Wir verließen das Büro gemeinsam, um zum Luftwagen zu gehen. Im Außenbüro kam ich an Janol vorbei, und er gab meinen Blick ziemlich kühl zurück. Ich konnte es ihm nicht verdenken. Wir schritten zum Fahrzeug, und ich stieg ein.
„Sie können den Luftwagen zurückschicken, wenn Sie damit durch sind, wann immer das sein wird“, sagte Padma, als ich durch die Einstiegsluke in die Kanzel kletterte. „Es ist eine Leihgabe der Botschaft an Sie, Tam. Ich möchte ihn nicht verlieren.“
„Nein“, sagte ich. „Das werden Sie auch nicht.“
Ich schloß die Luke und berührte die Kontrollen.
Es war ein Traum von einem Luftwagen.
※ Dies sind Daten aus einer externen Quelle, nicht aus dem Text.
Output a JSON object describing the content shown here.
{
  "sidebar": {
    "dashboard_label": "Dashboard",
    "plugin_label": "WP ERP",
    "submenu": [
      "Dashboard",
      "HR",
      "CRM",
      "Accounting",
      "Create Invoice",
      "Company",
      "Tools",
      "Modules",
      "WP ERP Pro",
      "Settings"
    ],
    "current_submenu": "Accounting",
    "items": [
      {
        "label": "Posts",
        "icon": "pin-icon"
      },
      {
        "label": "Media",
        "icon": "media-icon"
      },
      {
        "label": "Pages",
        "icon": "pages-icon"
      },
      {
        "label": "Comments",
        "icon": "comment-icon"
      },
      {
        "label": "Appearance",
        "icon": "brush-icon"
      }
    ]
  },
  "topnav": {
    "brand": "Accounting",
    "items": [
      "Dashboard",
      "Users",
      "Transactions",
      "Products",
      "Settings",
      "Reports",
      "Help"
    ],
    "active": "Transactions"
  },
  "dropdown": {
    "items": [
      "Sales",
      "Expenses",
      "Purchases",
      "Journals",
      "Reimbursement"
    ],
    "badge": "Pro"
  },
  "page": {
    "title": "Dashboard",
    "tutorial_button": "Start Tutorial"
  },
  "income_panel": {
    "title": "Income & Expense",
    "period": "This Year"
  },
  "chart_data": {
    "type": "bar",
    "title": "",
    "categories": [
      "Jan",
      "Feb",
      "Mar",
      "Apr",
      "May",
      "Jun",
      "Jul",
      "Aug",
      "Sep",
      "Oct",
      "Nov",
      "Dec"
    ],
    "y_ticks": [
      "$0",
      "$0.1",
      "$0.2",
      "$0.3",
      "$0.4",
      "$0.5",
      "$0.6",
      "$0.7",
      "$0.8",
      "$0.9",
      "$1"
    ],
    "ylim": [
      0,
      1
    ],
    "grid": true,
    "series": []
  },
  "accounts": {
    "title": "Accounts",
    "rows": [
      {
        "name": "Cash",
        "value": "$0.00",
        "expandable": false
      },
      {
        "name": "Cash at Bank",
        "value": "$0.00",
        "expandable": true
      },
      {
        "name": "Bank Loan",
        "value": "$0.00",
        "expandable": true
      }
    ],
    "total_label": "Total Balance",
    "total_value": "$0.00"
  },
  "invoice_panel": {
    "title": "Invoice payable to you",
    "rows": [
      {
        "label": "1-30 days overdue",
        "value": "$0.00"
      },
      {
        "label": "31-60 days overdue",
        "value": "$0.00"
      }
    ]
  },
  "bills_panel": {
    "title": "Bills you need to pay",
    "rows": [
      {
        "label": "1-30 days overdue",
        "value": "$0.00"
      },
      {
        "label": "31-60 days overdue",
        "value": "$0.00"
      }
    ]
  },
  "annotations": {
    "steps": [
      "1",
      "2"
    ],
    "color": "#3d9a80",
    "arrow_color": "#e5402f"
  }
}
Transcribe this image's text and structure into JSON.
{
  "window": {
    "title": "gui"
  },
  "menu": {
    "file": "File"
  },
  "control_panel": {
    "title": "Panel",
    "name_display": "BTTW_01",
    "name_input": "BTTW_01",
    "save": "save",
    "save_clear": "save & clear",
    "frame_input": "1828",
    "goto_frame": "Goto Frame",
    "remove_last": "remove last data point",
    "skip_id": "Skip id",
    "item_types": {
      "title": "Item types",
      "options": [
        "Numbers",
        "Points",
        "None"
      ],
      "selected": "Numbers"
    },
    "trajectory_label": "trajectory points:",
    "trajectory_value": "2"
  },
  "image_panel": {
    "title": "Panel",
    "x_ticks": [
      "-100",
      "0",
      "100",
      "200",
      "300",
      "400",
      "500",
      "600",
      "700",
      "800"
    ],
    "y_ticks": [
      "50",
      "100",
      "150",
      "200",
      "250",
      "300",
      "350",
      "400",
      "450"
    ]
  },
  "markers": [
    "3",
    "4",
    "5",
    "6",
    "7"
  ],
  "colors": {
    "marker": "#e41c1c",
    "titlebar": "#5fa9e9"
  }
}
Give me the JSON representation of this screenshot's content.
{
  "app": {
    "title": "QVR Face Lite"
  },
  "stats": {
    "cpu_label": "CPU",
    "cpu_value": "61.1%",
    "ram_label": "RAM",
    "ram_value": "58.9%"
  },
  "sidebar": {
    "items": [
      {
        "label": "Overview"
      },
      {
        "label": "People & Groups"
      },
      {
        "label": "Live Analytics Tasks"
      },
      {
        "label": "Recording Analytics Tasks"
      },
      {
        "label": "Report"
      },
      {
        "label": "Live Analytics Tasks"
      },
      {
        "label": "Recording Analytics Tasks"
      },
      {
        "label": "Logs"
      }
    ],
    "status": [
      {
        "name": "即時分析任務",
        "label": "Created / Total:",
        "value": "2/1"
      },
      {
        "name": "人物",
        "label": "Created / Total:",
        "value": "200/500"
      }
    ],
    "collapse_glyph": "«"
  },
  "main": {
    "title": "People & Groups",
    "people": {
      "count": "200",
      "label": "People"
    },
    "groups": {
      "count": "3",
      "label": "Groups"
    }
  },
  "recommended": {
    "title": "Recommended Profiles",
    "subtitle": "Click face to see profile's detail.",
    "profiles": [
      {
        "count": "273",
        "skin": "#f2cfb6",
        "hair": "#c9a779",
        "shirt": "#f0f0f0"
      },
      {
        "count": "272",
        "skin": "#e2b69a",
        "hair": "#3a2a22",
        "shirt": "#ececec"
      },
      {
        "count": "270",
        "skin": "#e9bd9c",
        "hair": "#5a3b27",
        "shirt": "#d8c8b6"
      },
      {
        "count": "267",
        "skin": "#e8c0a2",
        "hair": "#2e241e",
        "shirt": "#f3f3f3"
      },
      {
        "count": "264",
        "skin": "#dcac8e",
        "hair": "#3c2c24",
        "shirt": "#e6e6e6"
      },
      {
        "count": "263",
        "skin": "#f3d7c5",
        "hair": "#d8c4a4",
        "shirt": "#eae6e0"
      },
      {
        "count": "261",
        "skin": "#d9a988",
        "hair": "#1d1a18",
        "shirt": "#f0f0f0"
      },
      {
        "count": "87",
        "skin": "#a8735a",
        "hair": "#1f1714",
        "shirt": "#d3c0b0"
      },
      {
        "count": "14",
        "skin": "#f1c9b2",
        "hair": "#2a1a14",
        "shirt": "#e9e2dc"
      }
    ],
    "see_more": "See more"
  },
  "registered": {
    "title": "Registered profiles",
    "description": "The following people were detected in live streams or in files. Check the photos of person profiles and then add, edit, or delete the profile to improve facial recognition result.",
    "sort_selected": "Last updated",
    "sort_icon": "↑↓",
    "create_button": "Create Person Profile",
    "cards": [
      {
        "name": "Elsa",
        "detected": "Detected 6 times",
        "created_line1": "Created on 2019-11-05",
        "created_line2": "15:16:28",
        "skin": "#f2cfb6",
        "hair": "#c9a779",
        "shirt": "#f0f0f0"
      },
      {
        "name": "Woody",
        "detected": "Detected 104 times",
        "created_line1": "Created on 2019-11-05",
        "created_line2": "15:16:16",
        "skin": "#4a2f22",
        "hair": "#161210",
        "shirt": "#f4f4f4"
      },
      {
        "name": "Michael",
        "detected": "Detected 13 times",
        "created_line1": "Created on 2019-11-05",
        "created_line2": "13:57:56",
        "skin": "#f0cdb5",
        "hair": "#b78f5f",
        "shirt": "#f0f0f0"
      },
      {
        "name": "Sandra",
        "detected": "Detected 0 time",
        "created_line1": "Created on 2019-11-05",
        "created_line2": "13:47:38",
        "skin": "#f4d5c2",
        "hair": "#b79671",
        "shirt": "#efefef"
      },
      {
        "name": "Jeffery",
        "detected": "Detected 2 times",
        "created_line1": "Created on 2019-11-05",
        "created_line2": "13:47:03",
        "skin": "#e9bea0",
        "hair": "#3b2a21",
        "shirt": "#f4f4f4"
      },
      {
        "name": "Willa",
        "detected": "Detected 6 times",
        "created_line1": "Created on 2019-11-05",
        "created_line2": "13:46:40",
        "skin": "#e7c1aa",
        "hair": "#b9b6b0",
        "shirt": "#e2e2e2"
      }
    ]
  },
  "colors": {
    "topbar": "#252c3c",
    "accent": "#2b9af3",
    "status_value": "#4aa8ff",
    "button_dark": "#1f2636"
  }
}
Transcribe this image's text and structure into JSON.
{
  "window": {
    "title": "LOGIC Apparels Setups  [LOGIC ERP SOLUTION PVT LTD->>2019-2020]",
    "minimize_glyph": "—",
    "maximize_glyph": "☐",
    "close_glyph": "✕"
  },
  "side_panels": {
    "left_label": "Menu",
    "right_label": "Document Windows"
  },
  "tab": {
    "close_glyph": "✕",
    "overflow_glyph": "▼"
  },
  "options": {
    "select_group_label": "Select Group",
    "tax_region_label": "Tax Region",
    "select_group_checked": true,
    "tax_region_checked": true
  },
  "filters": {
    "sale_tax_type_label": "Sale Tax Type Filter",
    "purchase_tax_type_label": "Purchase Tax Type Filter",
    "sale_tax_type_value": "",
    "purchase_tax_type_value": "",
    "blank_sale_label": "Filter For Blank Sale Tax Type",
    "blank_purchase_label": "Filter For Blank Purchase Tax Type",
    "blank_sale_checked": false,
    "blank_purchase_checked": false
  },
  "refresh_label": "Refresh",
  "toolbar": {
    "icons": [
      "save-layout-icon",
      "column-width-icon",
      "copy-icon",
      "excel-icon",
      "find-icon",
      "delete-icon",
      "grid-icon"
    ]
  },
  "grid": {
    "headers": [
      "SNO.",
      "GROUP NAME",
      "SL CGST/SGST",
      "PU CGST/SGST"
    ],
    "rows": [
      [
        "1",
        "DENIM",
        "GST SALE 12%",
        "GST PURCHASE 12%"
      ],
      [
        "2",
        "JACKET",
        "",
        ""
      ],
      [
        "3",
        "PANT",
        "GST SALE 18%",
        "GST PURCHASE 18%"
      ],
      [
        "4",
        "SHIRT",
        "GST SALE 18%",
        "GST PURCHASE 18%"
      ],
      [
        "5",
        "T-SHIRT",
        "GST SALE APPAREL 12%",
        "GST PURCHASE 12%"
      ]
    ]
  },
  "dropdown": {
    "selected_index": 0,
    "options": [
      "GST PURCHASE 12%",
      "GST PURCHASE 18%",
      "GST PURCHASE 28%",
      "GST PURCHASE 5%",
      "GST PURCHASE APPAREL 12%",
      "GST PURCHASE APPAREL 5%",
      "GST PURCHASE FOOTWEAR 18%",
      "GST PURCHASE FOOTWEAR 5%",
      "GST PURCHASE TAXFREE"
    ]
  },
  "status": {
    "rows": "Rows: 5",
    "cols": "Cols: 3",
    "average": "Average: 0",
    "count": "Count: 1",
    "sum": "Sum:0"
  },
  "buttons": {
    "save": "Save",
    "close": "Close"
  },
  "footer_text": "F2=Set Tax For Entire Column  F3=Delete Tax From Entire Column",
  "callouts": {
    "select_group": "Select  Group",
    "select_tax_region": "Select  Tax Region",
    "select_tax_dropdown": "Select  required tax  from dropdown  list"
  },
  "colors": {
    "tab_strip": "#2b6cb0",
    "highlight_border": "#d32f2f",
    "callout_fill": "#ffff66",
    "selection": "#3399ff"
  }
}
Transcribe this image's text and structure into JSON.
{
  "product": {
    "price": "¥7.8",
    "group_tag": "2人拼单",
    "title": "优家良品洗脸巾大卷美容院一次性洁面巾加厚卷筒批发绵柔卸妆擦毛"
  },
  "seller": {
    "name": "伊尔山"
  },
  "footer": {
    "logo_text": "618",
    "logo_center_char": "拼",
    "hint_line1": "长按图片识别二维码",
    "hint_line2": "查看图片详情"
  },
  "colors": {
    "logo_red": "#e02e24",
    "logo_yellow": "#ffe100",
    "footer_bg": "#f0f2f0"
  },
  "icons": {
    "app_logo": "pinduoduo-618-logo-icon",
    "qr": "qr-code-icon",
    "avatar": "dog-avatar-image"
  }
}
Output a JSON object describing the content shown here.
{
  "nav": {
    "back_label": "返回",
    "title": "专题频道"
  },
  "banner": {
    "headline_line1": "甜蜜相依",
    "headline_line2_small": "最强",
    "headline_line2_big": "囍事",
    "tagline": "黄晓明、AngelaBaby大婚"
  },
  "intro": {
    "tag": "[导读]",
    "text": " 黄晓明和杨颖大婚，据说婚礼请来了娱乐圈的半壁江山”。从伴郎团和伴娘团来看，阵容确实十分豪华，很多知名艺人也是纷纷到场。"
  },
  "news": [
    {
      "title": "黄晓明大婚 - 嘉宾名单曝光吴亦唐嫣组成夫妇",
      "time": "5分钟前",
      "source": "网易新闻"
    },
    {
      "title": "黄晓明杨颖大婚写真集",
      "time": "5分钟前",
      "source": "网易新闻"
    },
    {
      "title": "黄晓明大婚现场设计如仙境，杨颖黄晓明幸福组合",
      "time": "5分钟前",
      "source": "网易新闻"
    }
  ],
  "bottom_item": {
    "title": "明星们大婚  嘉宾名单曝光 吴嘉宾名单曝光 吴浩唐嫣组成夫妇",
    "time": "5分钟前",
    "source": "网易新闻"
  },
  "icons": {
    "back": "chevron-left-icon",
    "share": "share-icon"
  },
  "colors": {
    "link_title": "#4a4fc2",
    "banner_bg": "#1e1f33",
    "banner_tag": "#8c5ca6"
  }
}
Ich stieg auf, so leicht und schwerelos wie ein Gedanke, und einen Augenblick später war ich zweitausend Meter hoch. Doch bevor ich in meine Tasche griff und die Notiz hervorholte, mußte ich mich zur Ruhe zwingen.
Ich betrachte sie. Meine Hand, die sie festhielt, zitterte noch immer leicht.
Hiermit besaß ich ihn endlich. Den Beweis für das, was Piers Leaf von der Erde aus in Erfahrung gebracht hatte und hinter dem ich von Anfang an hergewesen war. Und Padma selbst hatte darauf bestanden, daß ich ihn mitnahm.
Es war der Hebel – die archimedische Brechstange –, mit dem ich nicht nur eine, sondern zwei Welten aus den Angeln heben würde.
Und der die Quäker über den Rand des Abgrunds hinausschob, in dem der Untergang auf sie wartete.